The Czech capital, Prague is one of the most attractive cities in Europe in terms of tourism. The magnificent Old Town, the royal castle towering on the hill with the cathedral of St. Vitus and the Charles Bridge connecting them over the Vltava waters are pictures that attract hundreds of thousands of tourists every year.
At the beginning of the 9th century, in the place of today's Hradčany, Przemyślida founded the capital of their country. The growing stronghold leaned on the Vltava, but soon crossed it. After establishing the New Town and connecting both banks with a bridge, Prague was the largest city north of the Alps in the 14th century. The city's duality visible in its buildings has survived to this day. Monumental, standing on the hill Hrad is a royal and episcopal city, with the Palace extended until the Habsburg times and the soaring towers of the Cathedral of St. Wit. Deep inside the courtyards, slightly hidden from view, there are other wonderful monuments of this area, the Romanesque basilica of St. George or the picturesque Golden Street, where alchemists lived in the past, and later Franz Kafka.
The foot of Hrad, whose slopes are overgrown with beautiful gardens, Mała Strana and the Old Town located on the other side of the Charles Bridge are already a bourgeois town.
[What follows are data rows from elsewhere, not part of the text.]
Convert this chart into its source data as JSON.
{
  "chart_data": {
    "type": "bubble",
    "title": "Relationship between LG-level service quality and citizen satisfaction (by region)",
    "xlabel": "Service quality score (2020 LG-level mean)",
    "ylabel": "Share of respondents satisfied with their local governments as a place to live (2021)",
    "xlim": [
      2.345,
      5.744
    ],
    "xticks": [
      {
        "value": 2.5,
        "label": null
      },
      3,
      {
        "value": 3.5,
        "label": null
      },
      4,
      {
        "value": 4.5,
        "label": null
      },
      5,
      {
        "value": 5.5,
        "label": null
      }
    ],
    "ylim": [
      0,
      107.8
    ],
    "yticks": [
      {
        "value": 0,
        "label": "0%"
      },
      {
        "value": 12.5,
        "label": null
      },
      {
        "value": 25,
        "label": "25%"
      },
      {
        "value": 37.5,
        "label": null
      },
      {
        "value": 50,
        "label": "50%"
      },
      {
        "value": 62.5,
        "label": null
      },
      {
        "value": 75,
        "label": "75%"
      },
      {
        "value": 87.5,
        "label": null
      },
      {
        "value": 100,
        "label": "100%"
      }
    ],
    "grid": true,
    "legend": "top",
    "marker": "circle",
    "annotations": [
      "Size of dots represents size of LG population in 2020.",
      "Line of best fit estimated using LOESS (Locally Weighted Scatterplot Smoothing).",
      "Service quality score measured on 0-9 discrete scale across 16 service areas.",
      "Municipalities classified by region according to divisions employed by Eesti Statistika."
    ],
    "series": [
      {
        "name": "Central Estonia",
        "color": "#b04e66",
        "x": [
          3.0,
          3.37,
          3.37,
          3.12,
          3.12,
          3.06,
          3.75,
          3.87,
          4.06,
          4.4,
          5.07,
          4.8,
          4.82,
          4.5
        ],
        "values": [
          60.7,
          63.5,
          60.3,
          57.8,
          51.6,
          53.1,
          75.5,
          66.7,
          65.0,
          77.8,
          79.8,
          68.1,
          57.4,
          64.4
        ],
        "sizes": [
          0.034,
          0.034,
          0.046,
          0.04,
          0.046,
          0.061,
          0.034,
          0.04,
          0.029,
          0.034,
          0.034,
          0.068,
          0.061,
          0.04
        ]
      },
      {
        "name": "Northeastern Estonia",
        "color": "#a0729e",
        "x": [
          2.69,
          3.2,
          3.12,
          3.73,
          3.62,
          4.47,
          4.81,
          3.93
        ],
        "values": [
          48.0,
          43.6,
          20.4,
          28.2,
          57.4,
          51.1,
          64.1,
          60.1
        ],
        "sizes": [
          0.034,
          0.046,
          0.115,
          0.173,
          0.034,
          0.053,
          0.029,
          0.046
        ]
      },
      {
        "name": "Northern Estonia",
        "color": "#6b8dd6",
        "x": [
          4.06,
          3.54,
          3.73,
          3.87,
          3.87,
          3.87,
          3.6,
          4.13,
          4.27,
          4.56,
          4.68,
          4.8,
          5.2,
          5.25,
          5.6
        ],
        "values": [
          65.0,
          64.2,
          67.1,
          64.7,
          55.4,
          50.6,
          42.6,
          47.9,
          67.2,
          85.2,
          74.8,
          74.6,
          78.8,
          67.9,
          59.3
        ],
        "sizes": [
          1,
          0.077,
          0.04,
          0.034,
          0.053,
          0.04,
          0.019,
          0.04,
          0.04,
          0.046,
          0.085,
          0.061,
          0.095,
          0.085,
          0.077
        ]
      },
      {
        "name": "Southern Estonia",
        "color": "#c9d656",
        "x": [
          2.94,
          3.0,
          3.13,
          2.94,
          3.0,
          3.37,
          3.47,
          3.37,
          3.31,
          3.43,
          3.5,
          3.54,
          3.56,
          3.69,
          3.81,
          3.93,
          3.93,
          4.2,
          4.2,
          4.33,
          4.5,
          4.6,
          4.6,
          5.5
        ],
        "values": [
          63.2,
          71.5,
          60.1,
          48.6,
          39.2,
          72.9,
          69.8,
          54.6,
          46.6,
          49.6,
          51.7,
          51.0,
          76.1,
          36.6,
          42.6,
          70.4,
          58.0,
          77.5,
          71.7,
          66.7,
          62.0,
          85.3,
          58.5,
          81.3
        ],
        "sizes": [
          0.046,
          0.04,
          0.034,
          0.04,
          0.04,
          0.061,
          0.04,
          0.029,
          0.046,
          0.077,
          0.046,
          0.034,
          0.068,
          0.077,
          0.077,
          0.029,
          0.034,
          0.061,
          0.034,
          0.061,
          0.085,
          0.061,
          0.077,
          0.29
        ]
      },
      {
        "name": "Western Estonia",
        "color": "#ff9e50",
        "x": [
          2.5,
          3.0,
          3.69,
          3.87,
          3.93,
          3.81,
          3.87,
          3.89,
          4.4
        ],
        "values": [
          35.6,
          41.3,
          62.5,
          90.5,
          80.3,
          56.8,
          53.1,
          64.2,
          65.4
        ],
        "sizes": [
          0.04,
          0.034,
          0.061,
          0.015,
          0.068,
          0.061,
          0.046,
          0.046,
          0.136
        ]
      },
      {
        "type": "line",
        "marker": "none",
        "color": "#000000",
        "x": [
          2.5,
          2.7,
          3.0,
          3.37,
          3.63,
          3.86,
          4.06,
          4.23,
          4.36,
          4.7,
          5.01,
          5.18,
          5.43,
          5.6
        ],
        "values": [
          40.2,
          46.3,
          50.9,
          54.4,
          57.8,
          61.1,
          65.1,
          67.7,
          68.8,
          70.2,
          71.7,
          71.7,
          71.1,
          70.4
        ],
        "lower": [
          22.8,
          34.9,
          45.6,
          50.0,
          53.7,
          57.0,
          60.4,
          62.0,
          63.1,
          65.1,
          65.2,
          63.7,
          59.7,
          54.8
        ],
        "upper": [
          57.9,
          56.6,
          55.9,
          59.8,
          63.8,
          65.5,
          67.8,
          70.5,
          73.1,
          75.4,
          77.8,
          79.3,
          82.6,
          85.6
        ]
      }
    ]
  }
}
Narrow streets, tenement houses with Renaissance, Baroque and Classicist facades, Gothic and Baroque churches and, above all, a huge market square with the town hall, on the wall of which the astronomical Orloj clock was placed, are places filled with tourists at any time of the year. From here, only a few steps to the wide pedestrian street Vaclavske Namestie with fashionable shops and restaurants, which is finished with a monumental building of the National Museum.
If you want to get to know a little different Prague, you should go to Josefov, a former Jewish district that was one of the few in Europe that survived World War II almost without damage.